Watching you grow, experiencing you learn.  Seeing you play with your little friends at school, I live for these moments.  Everything you do fascinates me.  Your effort to properly annunciate words that typically don't belong in a preschooler's vocabulary causes you to stutter often, but you persevere until you get it right.  You've never once given up for an easier word.  When I made the mistake of trying to say it for you, you don't appreciate my efforts at all.  I get it, baby.  You are so independent in many ways, but you still need so much from us as parents.  You demand it, and you suck in every ounce of attention we give you.  And you return that love so sweetly, so generously and genuinely, I often feel undeserving of something so beautiful.

You are hilarious.  Always doing anything for a laugh.  I love how you dance in the car to our gym music, how you can't take dancing with you sister seriously and just end up shaking your bum around, how you give the sky side look and half smile when you are up to no good.  How you run so much faster than your little legs seem meant to, often falling frequently.  But rarely do you cry, even when you are visibly injured.  Not much can deter you from doing what you want to do, even the occasional blood shed.

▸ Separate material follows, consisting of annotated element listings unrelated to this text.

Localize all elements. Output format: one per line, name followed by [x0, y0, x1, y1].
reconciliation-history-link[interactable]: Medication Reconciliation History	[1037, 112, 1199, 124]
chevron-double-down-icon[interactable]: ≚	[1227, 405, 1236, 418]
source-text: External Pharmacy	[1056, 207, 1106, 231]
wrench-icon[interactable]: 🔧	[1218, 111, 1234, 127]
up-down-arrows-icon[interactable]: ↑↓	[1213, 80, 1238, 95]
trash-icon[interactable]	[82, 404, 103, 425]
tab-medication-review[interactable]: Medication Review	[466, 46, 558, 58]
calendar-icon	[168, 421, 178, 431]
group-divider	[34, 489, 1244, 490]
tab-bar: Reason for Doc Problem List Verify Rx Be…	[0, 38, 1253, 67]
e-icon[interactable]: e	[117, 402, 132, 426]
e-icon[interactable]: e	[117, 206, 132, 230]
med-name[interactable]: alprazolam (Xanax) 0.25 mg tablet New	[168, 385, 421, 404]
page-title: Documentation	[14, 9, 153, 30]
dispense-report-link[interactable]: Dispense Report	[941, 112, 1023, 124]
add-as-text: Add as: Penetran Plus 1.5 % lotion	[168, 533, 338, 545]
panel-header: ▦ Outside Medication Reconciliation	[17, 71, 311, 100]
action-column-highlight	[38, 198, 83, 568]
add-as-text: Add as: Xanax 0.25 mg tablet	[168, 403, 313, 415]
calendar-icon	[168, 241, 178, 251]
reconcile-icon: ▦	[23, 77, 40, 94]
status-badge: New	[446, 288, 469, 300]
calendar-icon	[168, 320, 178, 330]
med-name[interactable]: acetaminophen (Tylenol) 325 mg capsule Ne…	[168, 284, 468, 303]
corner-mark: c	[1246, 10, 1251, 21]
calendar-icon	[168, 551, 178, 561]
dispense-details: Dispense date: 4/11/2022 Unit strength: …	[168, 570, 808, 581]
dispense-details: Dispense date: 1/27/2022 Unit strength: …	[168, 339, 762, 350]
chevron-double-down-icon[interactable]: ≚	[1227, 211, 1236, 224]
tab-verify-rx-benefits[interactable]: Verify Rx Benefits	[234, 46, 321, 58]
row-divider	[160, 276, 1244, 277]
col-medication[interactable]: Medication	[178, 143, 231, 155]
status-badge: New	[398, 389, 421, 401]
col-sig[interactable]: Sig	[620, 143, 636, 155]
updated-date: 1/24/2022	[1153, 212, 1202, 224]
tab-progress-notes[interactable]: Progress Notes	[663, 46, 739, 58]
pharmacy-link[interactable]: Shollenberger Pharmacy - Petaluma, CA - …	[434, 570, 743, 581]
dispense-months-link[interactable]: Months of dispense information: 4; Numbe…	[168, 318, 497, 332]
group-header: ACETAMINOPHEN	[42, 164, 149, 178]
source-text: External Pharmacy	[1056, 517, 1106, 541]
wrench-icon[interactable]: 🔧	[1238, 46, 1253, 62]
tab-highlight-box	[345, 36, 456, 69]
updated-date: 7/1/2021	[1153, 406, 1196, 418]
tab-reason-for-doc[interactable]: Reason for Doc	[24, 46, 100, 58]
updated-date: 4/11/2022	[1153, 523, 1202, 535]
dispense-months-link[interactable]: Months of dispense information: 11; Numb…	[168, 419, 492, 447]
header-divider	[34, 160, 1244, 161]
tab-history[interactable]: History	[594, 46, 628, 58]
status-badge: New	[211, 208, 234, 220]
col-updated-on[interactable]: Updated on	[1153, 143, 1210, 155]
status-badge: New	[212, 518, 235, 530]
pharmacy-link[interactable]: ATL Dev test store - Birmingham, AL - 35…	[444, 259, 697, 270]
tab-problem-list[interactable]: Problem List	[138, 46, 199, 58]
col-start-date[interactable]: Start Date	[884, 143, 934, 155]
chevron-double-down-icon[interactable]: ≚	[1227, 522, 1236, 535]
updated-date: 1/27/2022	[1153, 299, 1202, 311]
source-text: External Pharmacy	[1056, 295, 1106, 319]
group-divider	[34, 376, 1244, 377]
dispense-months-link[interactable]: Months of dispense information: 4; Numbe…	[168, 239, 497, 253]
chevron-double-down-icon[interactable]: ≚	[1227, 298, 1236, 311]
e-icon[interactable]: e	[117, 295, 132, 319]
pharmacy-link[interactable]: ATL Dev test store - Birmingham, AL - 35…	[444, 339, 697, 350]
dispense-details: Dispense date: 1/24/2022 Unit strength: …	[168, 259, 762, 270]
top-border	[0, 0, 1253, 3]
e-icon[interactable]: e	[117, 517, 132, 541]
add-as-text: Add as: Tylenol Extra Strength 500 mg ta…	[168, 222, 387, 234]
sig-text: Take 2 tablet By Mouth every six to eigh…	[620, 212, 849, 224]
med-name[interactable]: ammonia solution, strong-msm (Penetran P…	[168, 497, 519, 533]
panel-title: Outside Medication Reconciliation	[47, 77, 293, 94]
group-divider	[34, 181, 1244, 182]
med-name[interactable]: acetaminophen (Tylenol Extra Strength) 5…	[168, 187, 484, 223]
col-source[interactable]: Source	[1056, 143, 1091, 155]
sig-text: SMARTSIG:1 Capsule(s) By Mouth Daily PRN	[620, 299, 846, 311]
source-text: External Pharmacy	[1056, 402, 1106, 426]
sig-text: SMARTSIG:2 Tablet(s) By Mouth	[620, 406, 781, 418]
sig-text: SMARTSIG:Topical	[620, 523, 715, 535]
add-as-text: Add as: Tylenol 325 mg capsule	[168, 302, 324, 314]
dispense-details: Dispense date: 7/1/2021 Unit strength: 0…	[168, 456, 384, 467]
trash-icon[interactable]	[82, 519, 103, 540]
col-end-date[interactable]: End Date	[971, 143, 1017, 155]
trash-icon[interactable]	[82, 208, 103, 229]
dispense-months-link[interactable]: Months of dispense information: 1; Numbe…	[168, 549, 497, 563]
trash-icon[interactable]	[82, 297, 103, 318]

Your are still strikingly beautiful.  No, beauty isn't everything, but part of it is that personality that shines through your face.  And of course, those eyes. The way you sleep.  It's as if you were perfectly
posed for a nocturnal photographer.  Every position you turn to, your face, hands, you're angelic.  You certainly aren't even trying to look like that.  Just like your personality.  Unintentional perfection.

 It's not anything you control, it's just you baby.   My beautiful, sweet, powerful four year old.